Your First Record Album

A question occurred to me the other day. What was the first record album you purchased with your own money?

I only purchased a handful of records when I was a kid. I never purchased a 45 single and I don’t really remember the first record I ever bought. I don’t believe I’ve ever purchased a pop or rock album.

I’m confident that my first album was either a folk or jazz album, either a Limelighters (at one point I owned all of them) or a jazz album, most likely Brubeck’s Time Out.

Whatever it was it has long disappeared. That’s something that happens when you have siblings.

What was the first record album you purchased with your own money?

8 comments… add one
  • Guarneri Link

    All bought concurrently in one session.

    The Allman Brothers Band Live at Fillmore East.
    Led Zeppelin I.
    Miles Davis’ Kind of Blue.
    Uriah Heap. (I know, you can’t win them all)

    In my case it brought on a lifetime affair with blues based rock (Zeppelin and Allmans, later Stones) and with the whole Davis/Coltrane/Bill Evans genre of jazz.

    Getting into the gear ultimately lead me down the path to so many different types of music but most notably opera and large orchestral pieces. As fate would have it Dave’s post comes as I prepare to ” retire” the Hovland electronics to the “B” system in Florida and almost inevitably replace with Audio Research’s new Galileo electronics with their new-for-them KT tubes for the “A” system.

  • ... Link

    Three likely candidates.

    Van Halen’s Fair Warning
    Classic Yes
    Iron Maiden’s Piece of Mind

    And now it comes back to me. The first two were both gifts from a friend (I thought maybe only one had been), and Iron Maiden was the second one I bought. The first was was actually Blue Oyster Cult’s self-titled first album. I think the third album was a collection of piano pieces, mostly Beethoven.
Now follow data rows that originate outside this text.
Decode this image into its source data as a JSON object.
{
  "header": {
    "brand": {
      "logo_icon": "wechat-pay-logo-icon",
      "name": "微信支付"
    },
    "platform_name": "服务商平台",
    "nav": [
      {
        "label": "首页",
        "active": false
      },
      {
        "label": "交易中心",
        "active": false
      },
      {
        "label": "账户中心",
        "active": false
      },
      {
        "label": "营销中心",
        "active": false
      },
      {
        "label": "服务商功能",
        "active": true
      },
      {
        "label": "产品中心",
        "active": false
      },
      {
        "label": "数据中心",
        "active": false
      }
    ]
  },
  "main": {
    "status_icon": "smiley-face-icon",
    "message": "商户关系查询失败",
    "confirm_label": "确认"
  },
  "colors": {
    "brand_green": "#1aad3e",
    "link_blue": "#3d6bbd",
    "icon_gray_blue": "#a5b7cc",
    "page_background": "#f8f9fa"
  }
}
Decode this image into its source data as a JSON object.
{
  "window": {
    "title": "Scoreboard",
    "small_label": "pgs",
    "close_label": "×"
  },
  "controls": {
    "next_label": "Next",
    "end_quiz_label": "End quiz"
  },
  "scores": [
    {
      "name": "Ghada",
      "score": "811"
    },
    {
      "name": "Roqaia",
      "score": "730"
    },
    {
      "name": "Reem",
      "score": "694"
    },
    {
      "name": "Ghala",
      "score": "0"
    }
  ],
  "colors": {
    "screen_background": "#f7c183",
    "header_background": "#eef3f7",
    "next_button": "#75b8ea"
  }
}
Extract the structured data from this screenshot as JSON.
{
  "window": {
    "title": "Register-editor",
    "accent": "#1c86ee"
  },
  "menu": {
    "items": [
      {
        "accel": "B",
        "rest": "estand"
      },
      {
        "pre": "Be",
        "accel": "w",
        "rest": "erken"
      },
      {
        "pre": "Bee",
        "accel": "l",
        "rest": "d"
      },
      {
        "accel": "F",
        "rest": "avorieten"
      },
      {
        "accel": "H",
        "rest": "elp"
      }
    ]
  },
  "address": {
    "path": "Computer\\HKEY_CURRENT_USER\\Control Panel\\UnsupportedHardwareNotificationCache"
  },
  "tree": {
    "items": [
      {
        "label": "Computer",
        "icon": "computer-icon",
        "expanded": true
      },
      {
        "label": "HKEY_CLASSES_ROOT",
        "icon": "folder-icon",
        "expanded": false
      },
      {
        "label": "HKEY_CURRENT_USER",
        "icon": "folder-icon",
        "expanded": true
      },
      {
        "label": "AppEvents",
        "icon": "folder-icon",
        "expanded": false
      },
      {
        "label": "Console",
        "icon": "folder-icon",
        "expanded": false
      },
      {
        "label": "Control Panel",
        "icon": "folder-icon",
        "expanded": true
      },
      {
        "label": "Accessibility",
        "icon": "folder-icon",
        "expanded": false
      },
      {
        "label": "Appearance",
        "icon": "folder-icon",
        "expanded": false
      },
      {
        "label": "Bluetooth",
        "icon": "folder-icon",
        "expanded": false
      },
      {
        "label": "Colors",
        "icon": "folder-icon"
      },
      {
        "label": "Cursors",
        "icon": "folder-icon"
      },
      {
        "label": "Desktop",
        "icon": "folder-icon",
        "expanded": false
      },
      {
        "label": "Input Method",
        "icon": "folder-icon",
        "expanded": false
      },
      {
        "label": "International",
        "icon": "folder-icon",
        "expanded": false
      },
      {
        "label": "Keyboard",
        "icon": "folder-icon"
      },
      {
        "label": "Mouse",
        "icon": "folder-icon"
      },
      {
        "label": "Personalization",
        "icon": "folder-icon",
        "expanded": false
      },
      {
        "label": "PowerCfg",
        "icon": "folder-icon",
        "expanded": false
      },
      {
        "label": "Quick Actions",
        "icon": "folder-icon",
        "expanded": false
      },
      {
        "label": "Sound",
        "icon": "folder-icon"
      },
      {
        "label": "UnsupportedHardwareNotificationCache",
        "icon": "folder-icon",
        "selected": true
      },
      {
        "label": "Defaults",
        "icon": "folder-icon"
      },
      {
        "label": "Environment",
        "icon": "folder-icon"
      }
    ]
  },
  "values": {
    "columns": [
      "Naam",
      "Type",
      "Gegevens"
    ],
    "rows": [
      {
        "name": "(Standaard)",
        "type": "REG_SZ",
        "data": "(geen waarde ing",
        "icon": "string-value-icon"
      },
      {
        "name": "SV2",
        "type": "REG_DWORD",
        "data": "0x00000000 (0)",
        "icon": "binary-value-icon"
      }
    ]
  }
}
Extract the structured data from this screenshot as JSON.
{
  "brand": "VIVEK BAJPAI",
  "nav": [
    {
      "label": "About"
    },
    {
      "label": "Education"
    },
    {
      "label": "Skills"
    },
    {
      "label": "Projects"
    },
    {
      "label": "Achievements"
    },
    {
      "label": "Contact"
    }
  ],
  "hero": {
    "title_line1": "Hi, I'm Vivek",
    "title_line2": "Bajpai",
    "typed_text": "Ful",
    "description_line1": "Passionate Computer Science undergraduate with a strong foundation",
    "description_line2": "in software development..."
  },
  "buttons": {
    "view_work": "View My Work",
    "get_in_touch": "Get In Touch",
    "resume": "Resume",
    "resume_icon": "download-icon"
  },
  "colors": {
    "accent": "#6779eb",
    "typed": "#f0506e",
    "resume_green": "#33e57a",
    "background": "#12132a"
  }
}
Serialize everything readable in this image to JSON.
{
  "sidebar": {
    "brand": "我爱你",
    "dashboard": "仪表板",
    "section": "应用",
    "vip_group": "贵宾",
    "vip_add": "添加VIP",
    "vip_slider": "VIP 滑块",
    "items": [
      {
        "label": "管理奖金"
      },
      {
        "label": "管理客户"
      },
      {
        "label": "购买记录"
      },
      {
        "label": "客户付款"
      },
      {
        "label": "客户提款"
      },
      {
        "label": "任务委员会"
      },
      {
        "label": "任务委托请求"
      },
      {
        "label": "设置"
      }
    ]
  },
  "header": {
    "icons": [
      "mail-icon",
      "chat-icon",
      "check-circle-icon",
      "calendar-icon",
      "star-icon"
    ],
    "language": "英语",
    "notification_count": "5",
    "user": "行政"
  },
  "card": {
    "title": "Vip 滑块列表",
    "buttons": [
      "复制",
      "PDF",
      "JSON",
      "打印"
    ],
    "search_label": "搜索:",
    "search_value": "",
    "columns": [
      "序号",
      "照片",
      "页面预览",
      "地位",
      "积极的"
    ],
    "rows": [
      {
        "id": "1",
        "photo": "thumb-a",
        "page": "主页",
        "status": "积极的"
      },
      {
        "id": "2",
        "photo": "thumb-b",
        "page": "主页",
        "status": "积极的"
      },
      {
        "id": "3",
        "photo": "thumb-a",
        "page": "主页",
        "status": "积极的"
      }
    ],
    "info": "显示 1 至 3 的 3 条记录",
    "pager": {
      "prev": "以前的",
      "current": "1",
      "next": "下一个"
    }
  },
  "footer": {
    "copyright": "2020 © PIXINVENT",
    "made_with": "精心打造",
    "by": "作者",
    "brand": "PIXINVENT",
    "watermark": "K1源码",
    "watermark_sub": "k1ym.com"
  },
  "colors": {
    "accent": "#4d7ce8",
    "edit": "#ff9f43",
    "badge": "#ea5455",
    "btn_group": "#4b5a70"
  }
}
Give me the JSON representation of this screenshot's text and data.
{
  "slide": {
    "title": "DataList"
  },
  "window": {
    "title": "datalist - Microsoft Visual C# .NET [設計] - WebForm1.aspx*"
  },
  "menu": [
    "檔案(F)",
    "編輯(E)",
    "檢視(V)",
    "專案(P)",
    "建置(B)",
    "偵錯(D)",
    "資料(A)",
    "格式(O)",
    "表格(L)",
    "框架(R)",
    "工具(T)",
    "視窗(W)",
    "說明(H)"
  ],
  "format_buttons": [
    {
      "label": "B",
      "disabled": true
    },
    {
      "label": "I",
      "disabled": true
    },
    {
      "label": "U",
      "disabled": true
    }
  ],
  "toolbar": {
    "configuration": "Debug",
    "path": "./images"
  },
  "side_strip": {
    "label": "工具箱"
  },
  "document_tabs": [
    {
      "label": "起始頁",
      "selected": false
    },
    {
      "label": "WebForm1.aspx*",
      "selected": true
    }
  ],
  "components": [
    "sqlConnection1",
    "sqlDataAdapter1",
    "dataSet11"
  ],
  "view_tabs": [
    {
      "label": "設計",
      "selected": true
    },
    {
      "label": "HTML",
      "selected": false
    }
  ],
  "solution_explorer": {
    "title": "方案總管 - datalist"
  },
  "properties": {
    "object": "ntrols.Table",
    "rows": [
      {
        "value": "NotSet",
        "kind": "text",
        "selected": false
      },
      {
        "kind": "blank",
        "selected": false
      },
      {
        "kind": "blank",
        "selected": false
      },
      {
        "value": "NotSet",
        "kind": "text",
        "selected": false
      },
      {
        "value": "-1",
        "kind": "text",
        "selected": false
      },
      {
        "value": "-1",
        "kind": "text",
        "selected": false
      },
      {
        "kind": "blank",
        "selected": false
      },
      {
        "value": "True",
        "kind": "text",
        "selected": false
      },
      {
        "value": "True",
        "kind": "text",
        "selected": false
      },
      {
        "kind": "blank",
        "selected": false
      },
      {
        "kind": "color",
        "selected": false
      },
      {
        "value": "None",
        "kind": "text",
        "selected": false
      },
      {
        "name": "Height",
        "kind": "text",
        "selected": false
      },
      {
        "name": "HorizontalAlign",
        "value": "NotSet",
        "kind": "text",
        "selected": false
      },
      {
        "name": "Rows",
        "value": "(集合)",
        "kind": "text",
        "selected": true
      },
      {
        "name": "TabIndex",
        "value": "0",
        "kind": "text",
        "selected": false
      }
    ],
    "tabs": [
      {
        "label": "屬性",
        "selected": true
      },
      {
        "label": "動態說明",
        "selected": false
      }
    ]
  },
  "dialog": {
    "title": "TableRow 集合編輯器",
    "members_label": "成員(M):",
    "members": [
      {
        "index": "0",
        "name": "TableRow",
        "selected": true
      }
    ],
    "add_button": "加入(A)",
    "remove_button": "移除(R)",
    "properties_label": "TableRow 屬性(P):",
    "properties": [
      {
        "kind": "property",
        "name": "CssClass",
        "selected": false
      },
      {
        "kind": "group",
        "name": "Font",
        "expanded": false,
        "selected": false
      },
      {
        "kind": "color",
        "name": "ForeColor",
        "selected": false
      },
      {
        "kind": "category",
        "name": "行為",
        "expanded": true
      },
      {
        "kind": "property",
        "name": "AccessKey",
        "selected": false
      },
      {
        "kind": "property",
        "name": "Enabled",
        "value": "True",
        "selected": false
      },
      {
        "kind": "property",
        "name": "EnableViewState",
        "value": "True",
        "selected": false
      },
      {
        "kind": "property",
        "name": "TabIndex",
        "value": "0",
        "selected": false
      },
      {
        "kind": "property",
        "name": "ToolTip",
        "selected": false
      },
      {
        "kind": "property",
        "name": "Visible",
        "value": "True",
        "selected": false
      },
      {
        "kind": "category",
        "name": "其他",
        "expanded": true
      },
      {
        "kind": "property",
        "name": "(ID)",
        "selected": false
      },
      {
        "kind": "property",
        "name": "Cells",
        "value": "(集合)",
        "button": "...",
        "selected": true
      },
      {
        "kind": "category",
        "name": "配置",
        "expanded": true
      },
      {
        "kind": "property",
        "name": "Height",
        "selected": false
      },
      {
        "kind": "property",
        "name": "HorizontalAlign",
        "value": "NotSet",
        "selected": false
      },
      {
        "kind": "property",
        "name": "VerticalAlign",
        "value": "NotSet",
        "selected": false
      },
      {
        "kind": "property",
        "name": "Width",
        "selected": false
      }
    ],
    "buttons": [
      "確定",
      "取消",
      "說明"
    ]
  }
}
    Loved all of those albums, and I can’t believe I almost forgot the BOC. “I’m on the Lamb But I Ain’t No Sheep”, “She’s as Beautiful as a Foot”, and “Before the Kiss (a Redcap)”… Gas as cheap as thrills! Ah, good times!

  • PD Shaw Link

    Hard to remember. We used to get mom to buy a few 45’s from the Kmart while I was in grade school, some might have been with my allowance money. Could have been something like Barry Manilow, Copacabana, or the Greatest American Hero song. I remember looking for Steve Martin, King Tut, but alas it was not to be. My friends got to watch SNL, but I was only allowed to stay up to watch election returns. They sang King Tut on the grade, and I learned to sing it from them, so I could stay apace.

    Slow interest in music. First long-player was probably The Beatles, either Sgt. Pepper’s, or the Blue Album. Even then my younger brother pretty quickly became a bigger Beatles’ fan than me, so he got the Red Album and Abby Road, etc.

    And then came Freshman year in high school, a little scarier crowd, new influences. (think “Freaks and Geeks”) And I had to have Rush, 2112, Led Zeppelin IV, and Def Leppard, Pyromania. And then things became a bit obsessive, though a lot of purchases from the cut-out bins at the mall.

  • PD Shaw Link

    Asked my wife her first, and she said it was probably too embarrassing to admit, but it was King Tut. All my life I’ve been seeking . . .

  • ... Link

    My wife loved that story, PD!

    And cut out bins…. I feel so completely alien in this world!

  • steve Link

    Two of them, though they were actually 8 tracks as we didn’t have room for a record player in our dorm room in corps school. The three of us, roommates, each bought two. (Pretty sure they bought Who’s Next, Blonde On Blonde, The WHite Album and I’ll be dammed if I can remember the fourth.) Mine were…

    Let It Bleed
    Class Clown

    Steve

  • Guarneri Link

    The Stones in full flight.

    https://m.youtube.com/watch?v=xZz0mTb1qtU

    Know your rock n roll !!

    Woody Pane was credited with Love In Vain. The real author – Robert Johnson……….but who did he knick it from?

    Who were the massed choresters on You Can’t Always Get…………the London Bach Choir or London. City Choir? LBC

    Which guitar solo interweave from this album later became the widely acknowledged best live solos the Stone / ever did? Mick Taylor and Keith on Midnight Rambler, later captured on Get Yer Ya-Yas Out.

    Who knows what Monkey Man is really about. That’s OK, no one else does either.

  • Ann Julien Link

    Meet The Beatles.

    I talked Susie into going in with me half and half. I think it was 4 dollars. i bought it at Whitworth’s. I guess that would be 1964.

    ” That’s something that happens when you have siblings.” It wasn’t me! 🙂 You had a great record collection. I particularly admired Dave Von Ronk.